Durante una passeggiata nei prati intorno a casa, ricchi di fiori appena sbocciati in primavera, aveva raccolto dell’aglio selvatico con l’idea di usarlo come condimento per la pasta. Peccato che, ingannato dall’aspetto assolutamente simile, ha raccolto anche il colchico d’autunno, un fiore molto simile allo zafferano ma altamente velenoso. Così, un uomo di 61 anni di Travesio (Pordenone), è morto avvelenato poche ore dopo aver ingerito il colchico, o croco, conosciuto anche come “zafferano bastardo”, “falso zafferano” o “arsenico vegetale”.

Il decesso è avvenuto all’ospedale di Pordenone dove era stato ricoverato da alcuni giorni. Secondo quanto ricostruito, la scorsa settimana l’uomo aveva fatto una passeggiata nei prati attorno a casa per raccogliere dell’aglio da impiegare come condimento per la pasta.

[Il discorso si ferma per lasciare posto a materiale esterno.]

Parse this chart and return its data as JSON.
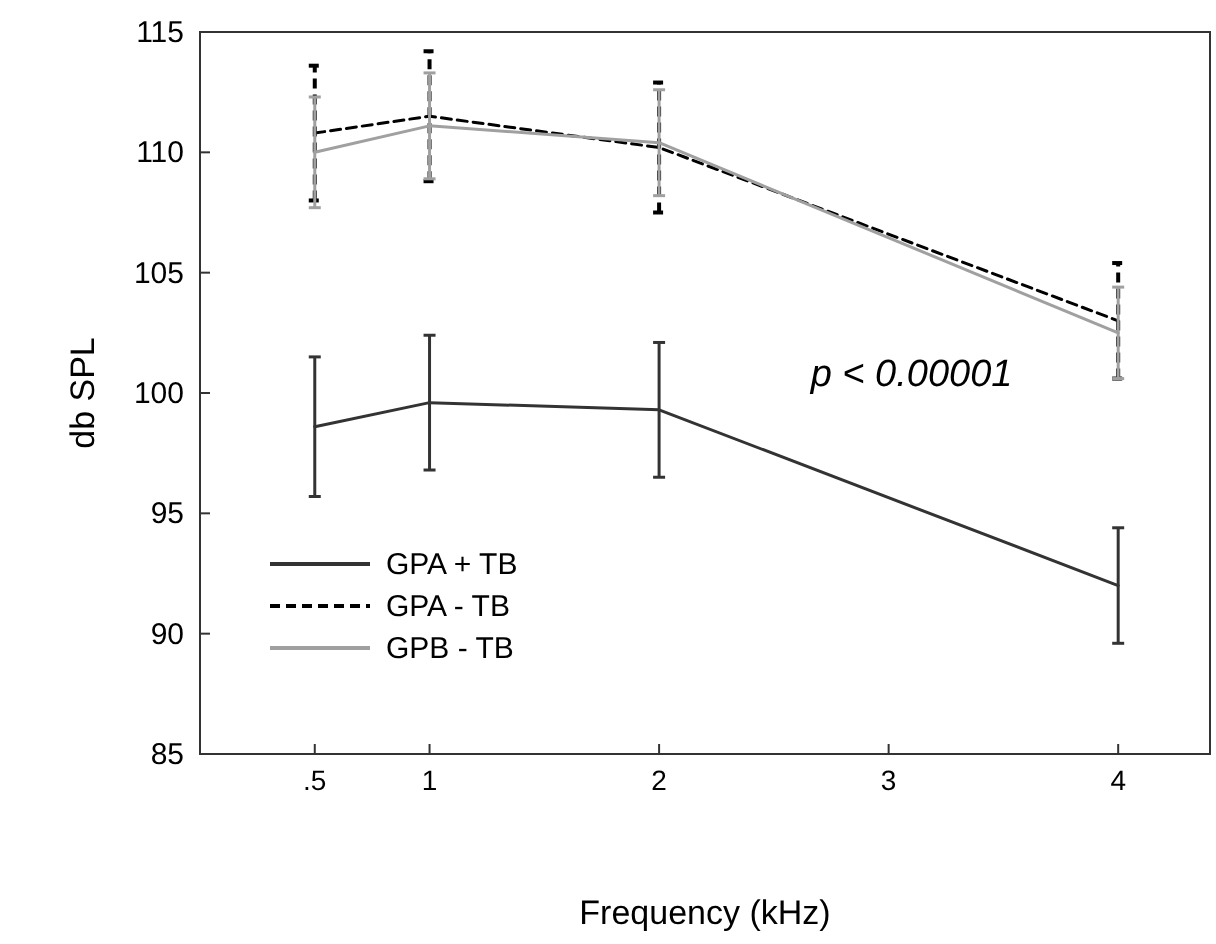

Inavvertitamente, però, ha raccolto anche il “colchino d’autunno”, specie all’apparenza molto simile sia all’aglio selvatico che allo zafferano ma, a differenza di questi, è molto velenosa ed è in grado di uccidere un uomo in pochissimo tempo. “Il colchico d’autunno ha i petali color violetto e i pistilli arancio scuro che sembrano quelli dello zafferano, ma bisognerebbe sempre ricordare che lo zafferano vive nei paesi caldi e non in montagna. È una pianta tipica dell’area mediterranea e dell’Asia minore, non delle nostre montagne”, ha spiegato al Corriere della Sera la dottoressa Donata Favretto, professore di medicina legale e tossicologia dell’Università di Padova. “Basta un quantitativo piccolo, le classiche erbette per fare il risotto. Dieci milligrammi sono già una dose tossica, se non mortale“.

Dopo averla ingerita, l’uomo ha avvertito dolori tremendi, ma non ha chiesto immediatamente aiuto, essendo reduce del Covid e pensando che potesse essere un effetto collaterale tardivo. Il ritardo forse gli è stato fatale, perché quando è giunto in Pronto soccorso non è stato possibile il trasferimento al Centro anti-veleni considerate le condizioni generali già compromesse.